At the same time, he has been going back and forth constantly. One moment he says he misses the family, regrets everything and wants to fix things. The next moment he disappears again and hardly sees the kids because he’s back there. It’s been months of this flip-flopping.

Recently I also found out she tracks his location on his phone and reacts when he comes near my house. That was honestly the final moment where I lost the last bit of respect I had left. In nearly 20 years together we never tracked each other or monitored each other like that.

At this point I’ve stepped away from the whole situation. Our kids are teenagers now, so if they want to see him they can arrange that directly with him themselves. To be honest, they’re not very keen on it at the moment because they are old enough to understand what has been going on.

What I’m really curious about is whether anyone else has experienced this kind of situation where a partner keeps flip-flopping between the family and the new relationship while the other woman gets heavily involved in things that should be private.
his parents and brother are on my side and thinking he’s unstable. I do believe that too and we all encouraged him to get help.

Did it ever actually settle down or lead to a clear decision? Or did the chaos just keep going?

I’d really appreciate hearing other people’s experiences because right now it feels like a very strange and exhausting situation.

ETA there’s no way I’m taking him back.
Also she lives up north and he’s down south. Takes him 5 hours to drive to her.

I was a child when my Dad used to flip-flop between his long term girlfriend and my mum, his wife. He used to promise the world, how great they would be when back together but as soon as his girlfriend pulled up outside, he’d be out the door and back with her. We soon learned that each time he came running home, asking for forgiveness and saying how sorry he was, was just because he’d had a massive falling out with his gf.

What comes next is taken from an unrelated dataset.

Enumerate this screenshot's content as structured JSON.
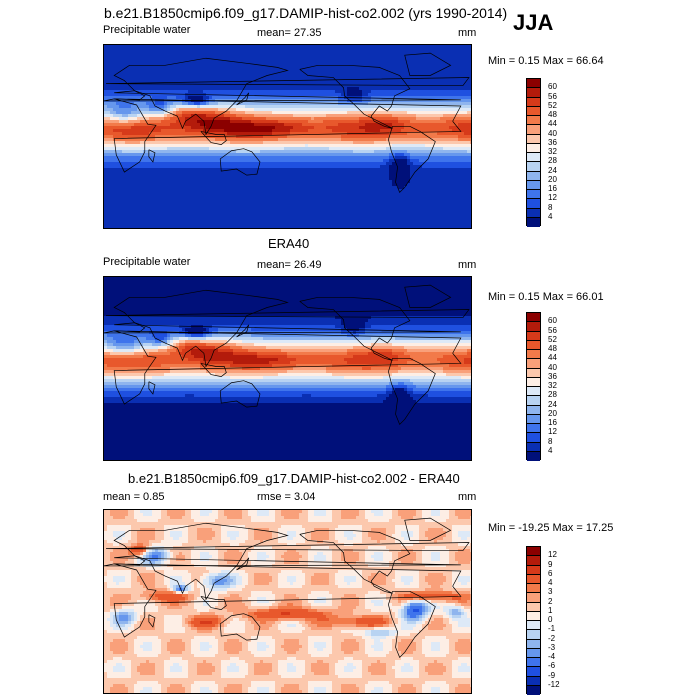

Your DH has treated you very very badly and has put this gf before his own children too. It’s hard to accept but he wants to be with her and no longer married to you as he wouldn’t have done this otherwise. She’s treating you so badly because he keeps running back to you when they fall-out or when he has a wobble. She’s immature with her reaction but he’s creating it.

You are no longer a family, he’s just the kids dad and should only have a relationship with them going forward. He certainly doesn’t deserve one with you. I’m sorry you wasted so many years on him.